Die Aufgabe des Jugendamtes in einem solchen Kontext verändert sich substantiell. Der einzelne Mitarbeiter bis hin zum Leiter sind nicht mehr die "Fallverteiler", die je nach Fall den am besten geeigneten Träger aussuchen (das tun die nämlich derzeit, obwohl das die Familien müssten, die dazu indes kaum in der Lage sind), und das Jugendamt ist auch nicht mehr die "Vergabeinstanz", der man sich als Leistungserbringer grundsätzlich unterordnen muss, obwohl man sieht, dass im Jugendamt ziemlich viel daneben läuft. Vielmehr konzentrieren sich die Jugendamts-Mitarbeiter auf die systematische Erarbeitung von Willen und Zielen der Betroffenen (also die Hilfeplanung), auf den Akt der grundsätzlichen Bewilligung der Leistung und auf die Kontrolle des Systems der Leistungserbringer sowie auf die ständig neu zu leistende Gestaltung der lokalen Trägerlandschaft. Verglichen mit der derzeitigen Praxis spart man dabei viel Zeit. Die jährlichen Leistungs- und Entgelt-Verhandlungen kann man sich schenken, ebenso die zum Teil differenziert durchgeführten Kontrollen über Entwicklungsberichte und "Hineinregieren" in den Einzelfall sowie die zum Teil höchst schwierige Auswahl des "geeigneten" Trägers. Stattdessen konzentriert sich das Jugendamt auf die fachlich-methodischen Aspekte im Falleingang sowie auf das Fachcontrolling der Träger (das natürlich dann die Grundlage für ein ordentliches Abrechnungsverfahren darstellt, das im Übrigen auch erheblich einfacher ist im Vergleich zur äußerst zeitaufwendigen bürokratischen Einzelfallabrechung). Was gerade in diesem Bereich an öffentlichen Geldern verplempert wird (und gar nicht in den Transferkosten auftaucht) ist seit Jahren unvertretbar. Der Kontrollaufwand wird derzeit - auch im Rahmen der Diskussion um den § 8 a - in einer Art und Weise erhöht, die weder dazu beiträgt, den kontrollierten Gegenstand besser zu erfassen noch das System flexibler zu machen, um geeignete Hilfen tatsächlich passgenau und wirkungsvoll zu erbringen. Statt vermehrter formaler Kontrolle braucht es Investitionen in fachlich-methodische Qualität und intellektuelle Investition in die Entwicklung alternativer Finanzierungsformen.

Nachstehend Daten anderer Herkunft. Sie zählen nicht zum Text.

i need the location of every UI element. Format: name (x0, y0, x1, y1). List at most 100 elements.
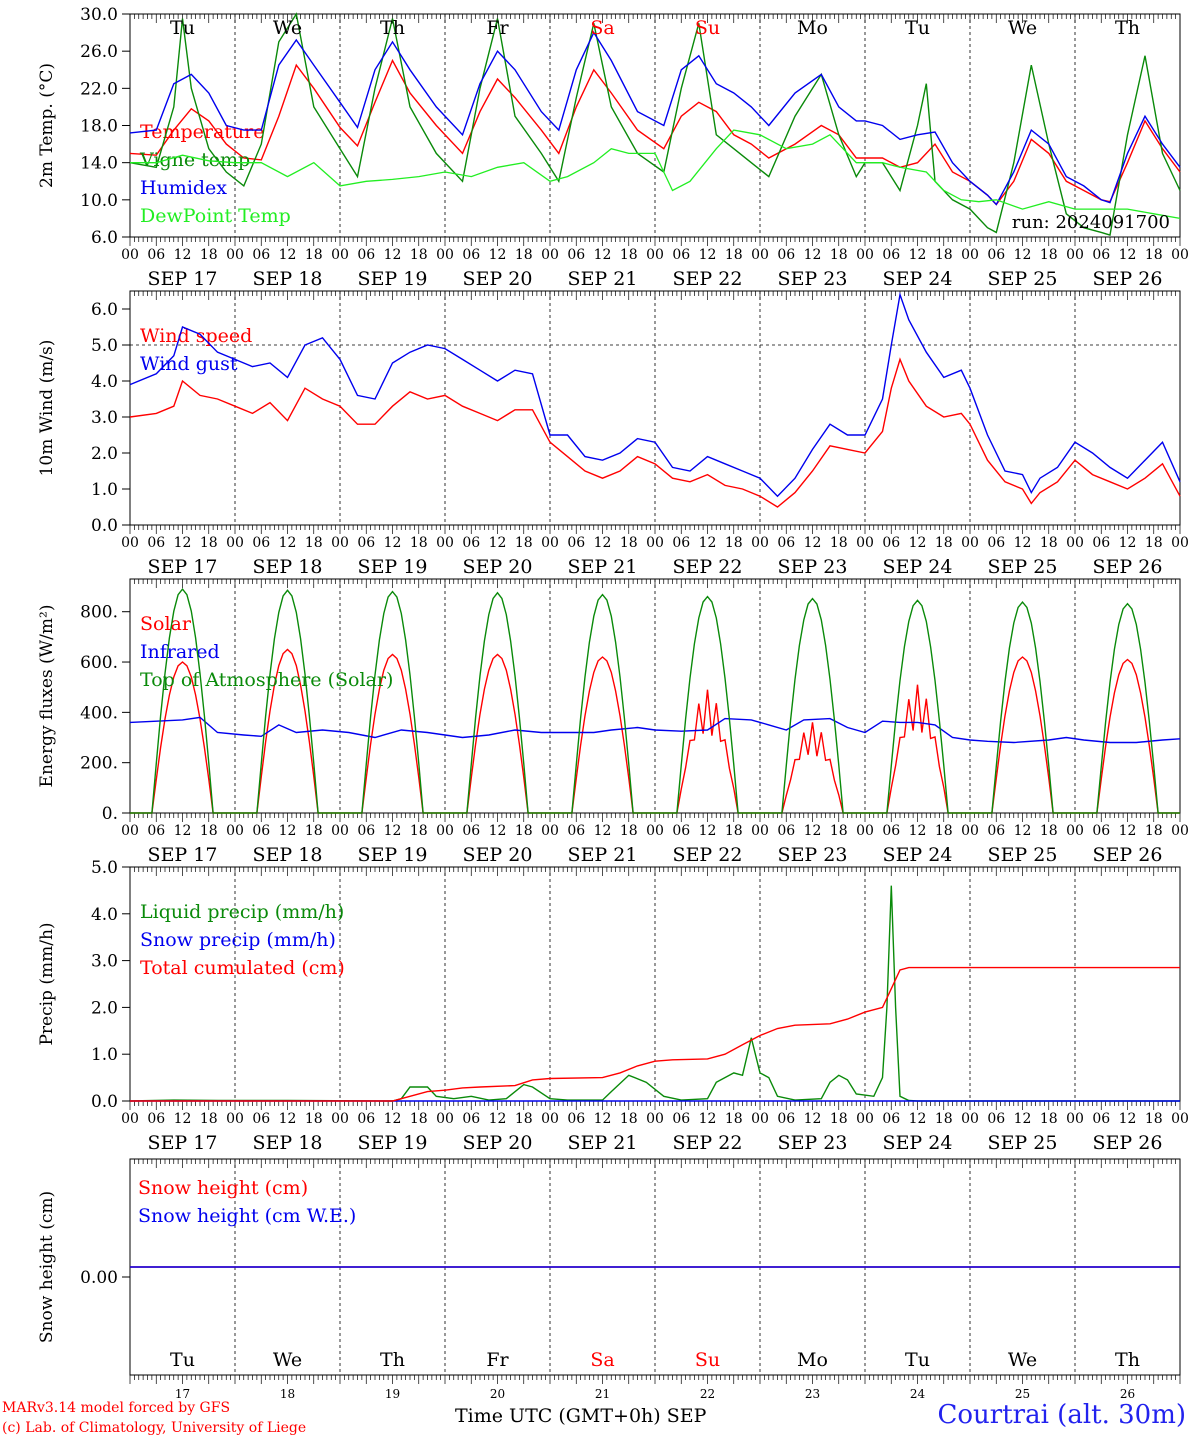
hour-label: 12 (174, 247, 192, 263)
hour-label: 00 (751, 823, 769, 839)
hour-label: 12 (384, 823, 402, 839)
hour-label: 06 (357, 247, 375, 263)
legend-entry: Temperature (140, 121, 264, 143)
date-label: SEP 19 (358, 556, 428, 578)
hour-label: 06 (147, 823, 165, 839)
date-label: SEP 19 (358, 268, 428, 290)
y-tick-label: 26.0 (80, 42, 118, 62)
hour-label: 18 (725, 1111, 743, 1127)
hour-label: 00 (646, 247, 664, 263)
y-tick-label: 0. (102, 804, 118, 824)
hour-label: 00 (436, 1111, 454, 1127)
day-number-label: 19 (385, 1387, 400, 1401)
panel-1: 6.0 10.0 14.0 18.0 22.0 26.0 30.0 2m Temp. (°C)… (37, 5, 1189, 290)
hour-label: 12 (174, 823, 192, 839)
weekday-label-top: Tu (170, 17, 195, 39)
hour-label: 06 (357, 535, 375, 551)
hour-label: 12 (384, 535, 402, 551)
hour-label: 00 (121, 823, 139, 839)
hour-label: 18 (410, 1111, 428, 1127)
legend-entry: Vigne temp (139, 149, 250, 171)
date-label: SEP 23 (778, 556, 848, 578)
y-tick-label: 0.0 (91, 1092, 118, 1112)
day-number-label: 26 (1120, 1387, 1135, 1401)
hour-label: 00 (961, 535, 979, 551)
hour-label: 18 (935, 247, 953, 263)
hour-label: 00 (1171, 823, 1189, 839)
date-label: SEP 18 (253, 1132, 323, 1154)
hour-label: 00 (226, 823, 244, 839)
hour-label: 18 (725, 823, 743, 839)
hour-label: 00 (226, 247, 244, 263)
hour-label: 00 (751, 247, 769, 263)
hour-label: 06 (1092, 535, 1110, 551)
hour-label: 00 (1171, 535, 1189, 551)
hour-label: 06 (882, 823, 900, 839)
date-label: SEP 18 (253, 844, 323, 866)
date-label: SEP 20 (463, 844, 533, 866)
date-label: SEP 25 (988, 1132, 1058, 1154)
hour-label: 06 (462, 823, 480, 839)
hour-label: 06 (672, 247, 690, 263)
hour-label: 18 (830, 823, 848, 839)
panel-5: 0.00 Snow height (cm) Snow height (cm) Snow… (37, 1158, 1181, 1384)
hour-label: 06 (777, 247, 795, 263)
hour-label: 18 (830, 1111, 848, 1127)
date-label: SEP 20 (463, 556, 533, 578)
hour-label: 06 (252, 247, 270, 263)
hour-label: 12 (1014, 535, 1032, 551)
hour-label: 12 (804, 247, 822, 263)
weekday-label-bottom: Su (695, 1349, 720, 1371)
hour-label: 18 (200, 823, 218, 839)
hour-label: 18 (725, 247, 743, 263)
hour-label: 00 (436, 247, 454, 263)
hour-label: 06 (777, 823, 795, 839)
hour-label: 18 (620, 823, 638, 839)
hour-label: 18 (515, 1111, 533, 1127)
hour-label: 00 (121, 1111, 139, 1127)
legend-entry: Snow height (cm W.E.) (138, 1205, 356, 1227)
hour-label: 06 (567, 535, 585, 551)
weekday-label-bottom: Sa (590, 1349, 614, 1371)
y-tick-label: 2.0 (91, 998, 118, 1018)
date-label: SEP 18 (253, 268, 323, 290)
hour-label: 00 (1066, 535, 1084, 551)
hour-label: 18 (935, 823, 953, 839)
weekday-label-top: We (273, 17, 302, 39)
weekday-label-bottom: Fr (486, 1349, 509, 1371)
y-tick-label: 10.0 (80, 191, 118, 211)
legend-entry: Wind gust (140, 353, 238, 375)
hour-label: 06 (252, 823, 270, 839)
y-axis-label: 2m Temp. (°C) (37, 63, 57, 188)
hour-label: 18 (515, 535, 533, 551)
panel-4: 0.0 1.0 2.0 3.0 4.0 5.0 Precip (mm/h) 00 06 12 18 0… (37, 858, 1189, 1154)
date-label: SEP 26 (1093, 844, 1163, 866)
y-tick-label: 3.0 (91, 952, 118, 972)
hour-label: 18 (305, 823, 323, 839)
hour-label: 12 (489, 1111, 507, 1127)
hour-label: 12 (489, 823, 507, 839)
y-axis-label: 10m Wind (m/s) (37, 340, 57, 477)
hour-label: 12 (1014, 247, 1032, 263)
date-label: SEP 22 (673, 1132, 743, 1154)
y-tick-label: 4.0 (91, 372, 118, 392)
date-label: SEP 17 (148, 268, 218, 290)
date-label: SEP 24 (883, 1132, 953, 1154)
date-label: SEP 24 (883, 556, 953, 578)
hour-label: 06 (882, 535, 900, 551)
y-tick-label: 14.0 (80, 154, 118, 174)
date-label: SEP 17 (148, 556, 218, 578)
hour-label: 00 (961, 247, 979, 263)
legend-entry: Snow height (cm) (138, 1177, 308, 1199)
panel-3: 0. 200. 400. 600. 800. Energy fluxes (W/m²) 00… (37, 578, 1189, 866)
date-label: SEP 19 (358, 1132, 428, 1154)
date-label: SEP 21 (568, 1132, 638, 1154)
hour-label: 06 (147, 1111, 165, 1127)
legend-entry: Humidex (140, 177, 227, 199)
legend-entry: Solar (140, 613, 192, 635)
hour-label: 06 (462, 1111, 480, 1127)
x-axis-title: Time UTC (GMT+0h) SEP (455, 1405, 707, 1427)
hour-label: 12 (174, 535, 192, 551)
date-label: SEP 25 (988, 844, 1058, 866)
hour-label: 18 (410, 247, 428, 263)
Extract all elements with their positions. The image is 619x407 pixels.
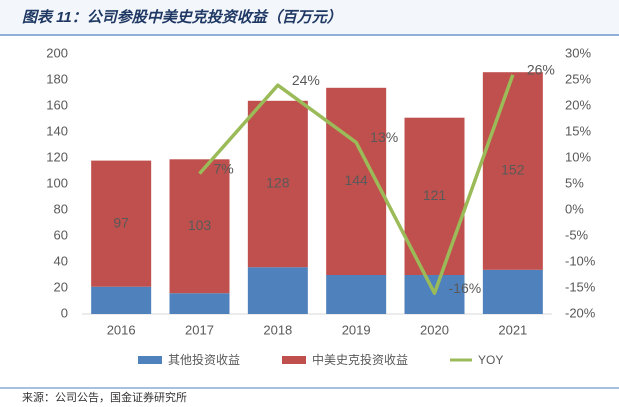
bar-label: 121 bbox=[423, 187, 447, 203]
bar bbox=[482, 269, 543, 314]
x-tick-label: 2020 bbox=[420, 322, 449, 337]
y-tick-label: 80 bbox=[54, 201, 68, 216]
x-tick-label: 2021 bbox=[498, 322, 527, 337]
y-tick-label: 180 bbox=[46, 71, 68, 86]
chart-title: 图表 11：公司参股中美史克投资收益（百万元） bbox=[22, 8, 342, 26]
legend-swatch bbox=[282, 356, 306, 364]
bar bbox=[247, 100, 308, 268]
line-label: 26% bbox=[527, 62, 555, 78]
y2-tick-label: -5% bbox=[565, 227, 589, 242]
y2-tick-label: 20% bbox=[565, 97, 591, 112]
bar bbox=[169, 293, 230, 314]
bar bbox=[91, 286, 152, 314]
x-tick-label: 2017 bbox=[185, 322, 214, 337]
y-tick-label: 120 bbox=[46, 149, 68, 164]
x-tick-label: 2016 bbox=[107, 322, 136, 337]
y-tick-label: 140 bbox=[46, 123, 68, 138]
y-tick-label: 60 bbox=[54, 227, 68, 242]
y2-tick-label: 15% bbox=[565, 123, 591, 138]
line-label: -16% bbox=[449, 280, 482, 296]
bar-label: 97 bbox=[113, 214, 129, 230]
title-band bbox=[0, 0, 619, 34]
y2-tick-label: 5% bbox=[565, 175, 584, 190]
y2-tick-label: -20% bbox=[565, 305, 596, 320]
x-tick-label: 2019 bbox=[342, 322, 371, 337]
line bbox=[198, 74, 515, 295]
bar-label: 128 bbox=[266, 175, 290, 191]
y-tick-label: 0 bbox=[61, 305, 68, 320]
bar-label: 144 bbox=[344, 172, 368, 188]
bar bbox=[247, 267, 308, 314]
y2-tick-label: 25% bbox=[565, 71, 591, 86]
legend-label: 中美史克投资收益 bbox=[312, 352, 408, 367]
y2-tick-label: 10% bbox=[565, 149, 591, 164]
bar-label: 152 bbox=[501, 162, 525, 178]
y2-tick-label: 0% bbox=[565, 201, 584, 216]
legend-label: 其他投资收益 bbox=[168, 352, 240, 367]
line-label: 13% bbox=[370, 129, 398, 145]
line-label: 7% bbox=[214, 160, 234, 176]
source: 来源：公司公告，国金证券研究所 bbox=[22, 390, 187, 404]
bar bbox=[91, 160, 152, 287]
y-tick-label: 200 bbox=[46, 45, 68, 60]
bar bbox=[404, 117, 465, 275]
bar-label: 103 bbox=[188, 217, 212, 233]
line-label: 24% bbox=[292, 72, 320, 88]
bar bbox=[482, 72, 543, 270]
y2-tick-label: -15% bbox=[565, 279, 596, 294]
y2-tick-label: -10% bbox=[565, 253, 596, 268]
y-tick-label: 100 bbox=[46, 175, 68, 190]
legend-label: YOY bbox=[478, 353, 503, 367]
y2-tick-label: 30% bbox=[565, 45, 591, 60]
y-tick-label: 40 bbox=[54, 253, 68, 268]
legend-swatch bbox=[138, 356, 162, 364]
x-tick-label: 2018 bbox=[263, 322, 292, 337]
bar bbox=[326, 275, 387, 314]
bar bbox=[169, 159, 230, 294]
y-tick-label: 160 bbox=[46, 97, 68, 112]
y-tick-label: 20 bbox=[54, 279, 68, 294]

Ein kreatives Jugendamt kriegt heute so ziemlich jede Hilfe "irgendwie" finanziert - zur Not immer nur noch über den § 27. Das Problem ist indes, dass das alles geschehen muss im Rahmen der geltenden Leistungs- und Entgeltvereinbarungen. Die dort niedergelegten Sätze für Fachleistungsstunden, Tagessätze, Leistungspakete usw. fördern jedoch nicht Flexibilität sondern standardisieren eher und tragen insbesondere dem Gebot der Wirtschaftlichkeit in keiner Weise Rechnung. Hochgradig flexible Hilfen, kleinteilig zusammengesetzt und intelligent und passgenau gestrickt, können somit derzeit enorm teuer werden, obwohl sie in der gleichen Qualität mit einer flexibleren Finanzierung erheblich günstiger zu erbringen wären.

III.

Eine wachsende Zahl von Anbietern fördert in unerquicklicher Weise eine angebotsinduzierte Hilfegestaltung sowie eine zunehmend versäulte Landschaft. Jeder Anbieter starrt wie das Kaninchen auf die Schlange (also auf den Kostenträger) und versucht, sich an die dort signalisierten Bedarfe "anzuschmiegen". Diese entsprechen jedoch in keiner Weise dem tatsächlichen Bedarf (sondern vielmehr den zufällig vorhandenen Vorstellungen der im ASD arbeitenden Professionellen über gelungene Biografien), und zudem fördern sie die Herausbildung neuer Säulen, die die Trägerlandschaft am Rotieren halten und einen kapitalistischen Markt unterstützen, der genauso enden wird wie alle Märkte: Überdreht und sinnentleert durch beinharte Konkurrenz und ausgenutzt von Spekulanten werden die dringend notwendigen Strukturen nur noch durch öffentliches Geld aufrechterhalten werden können. Dann kann man sich gleich dieses unsinnige Marktgebaren sparen und statt dessen systematisch eine Trägerlandschaft unterstützen, mit ihr in kooperativer Weise zusammenarbeiten und gleichzeitig über ein gutes Fachcontrolling sicherstellen, dass diese Landschaft flexibel und innovativ bleibt.

IV.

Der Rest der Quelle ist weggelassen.